October 07, 2006
A BIGGER BANG
Miami Festival Drafts Diverse Headliners For Second Edition
BY MITCHELL PETERS
After a tentative debut last year, the BANG! Music Festival will be back bigger and better with its second edition. Organizers project major numbers for the event, which takes place Nov. 11 at Miami's Bicentennial Park.
"I truly believe we will hit 50,000 people this year," says Philippe Haddad, CEO of Florida-based Haddad Productions. "We are way above and beyond what our projections dictated."
A crowd of that size would dwarf the 9,000 people who turned up last year to watch such acts as Fischerspooner, VHS or Beta, Front 242 and Chicks on Speed. "The reason the numbers weren't as strong is because we had a huge devastating hurricane the week before—Hurricane Wilma," Haddad Productions marketing director Starr Ackerman says, adding that a large portion of the festival's earnings were donated. "Our festival by default became a Hurricane Wilma relief fund."
Last year's lineup didn't deviate much beyond dance and electronic acts. But this year, organizers went for broke in an attempt to reach a much larger audience by booking Duran Duran, Tiësto, Gnarls Barkley, Daft Punk, Common, Modest Mouse and Kinky.
"A lot of festivals here cater to the DJ aspect of things, and we wanted to be different," says Haddad Productions VP Najib Elmasri, who books and oversees production of the event. "We're trying to market this festival to everyone, it's not dedicated to one group of people.
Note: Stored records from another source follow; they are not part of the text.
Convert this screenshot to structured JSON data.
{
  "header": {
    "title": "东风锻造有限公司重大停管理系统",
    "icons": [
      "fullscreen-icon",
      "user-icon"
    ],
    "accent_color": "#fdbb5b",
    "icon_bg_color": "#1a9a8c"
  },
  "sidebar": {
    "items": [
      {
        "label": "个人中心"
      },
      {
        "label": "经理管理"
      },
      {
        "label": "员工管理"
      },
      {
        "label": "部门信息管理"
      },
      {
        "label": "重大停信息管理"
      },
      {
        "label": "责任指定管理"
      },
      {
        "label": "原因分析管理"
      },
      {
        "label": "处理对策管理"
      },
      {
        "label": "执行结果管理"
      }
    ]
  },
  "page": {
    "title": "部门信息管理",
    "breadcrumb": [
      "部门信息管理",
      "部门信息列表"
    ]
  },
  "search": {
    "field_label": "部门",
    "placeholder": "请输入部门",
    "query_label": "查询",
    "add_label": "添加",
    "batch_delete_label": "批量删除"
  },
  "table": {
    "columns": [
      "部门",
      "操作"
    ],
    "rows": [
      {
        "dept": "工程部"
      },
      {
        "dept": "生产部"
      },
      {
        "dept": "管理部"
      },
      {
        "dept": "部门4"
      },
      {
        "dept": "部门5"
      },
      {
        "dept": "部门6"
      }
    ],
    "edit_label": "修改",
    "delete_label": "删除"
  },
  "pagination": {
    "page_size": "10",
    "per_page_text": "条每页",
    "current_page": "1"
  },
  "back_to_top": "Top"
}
Duran Duran is the 35-and-over market, Modest Mouse is more of the college crowd, and Gnarls Barkley is the current hot act that's a crossover for everybody."
Waxploitation CEO Jeff Antebi, who manages Gnarls Barkley, says that BANG! and his client are a seamless match. "Gnarls has had a national radio audience of almost 100 million this summer, which speaks for how broad our fan base is," Antebi says. "With BANG!, we get a festival to play that is both relevant and dynamic, and they get a band that appeals to about as diverse an audience as one can have today."
For now, Haddad Productions is working on branding BANG! in the Miami, Florida and East Coast markets, Elmasri says. To his surprise, however, quite a bit of sales have been coming from California, which he attributes to Daft Punk's April 29 appearance at the Coachella Valley Music and Arts Festival in Indio, Calif. "I think their performance at Coachella was so amazing that people want to see them again," he says, noting that the French techno duo hasn't played since in the United States. "[Fans are] willing to take the trip and check them out." Some ticket sales have also been coming from Chicago, where the festival was promoted during August's Lollapalooza, and New York.
That said, Elmasri says this year's BANG! will be a success. "The worst-case scenario is that we'll break even, but we're looking to be in the black."
A burgeoning festival can only be successful if the right talent is booked, according to William Morris Agency agent Kirk Sommer, the company's major contemporary concert booker for the Southeast. "You have to build the right lineup," he says. "Established festivals sell tickets based on the brand itself. They have the ability to sell tickets without announcing lineups."
Within the next year and a half, the BANG! festival could be taken to New York and even as far as Argentina, according to Ackerman. But for now, Elmasri is taking it one step at a time. And while there aren't immediate plans to add on another day, it's definitely something Haddad Productions is contemplating. "Miami is a weird market for the two-day," he says. "But we're definitely considering a two-day festival."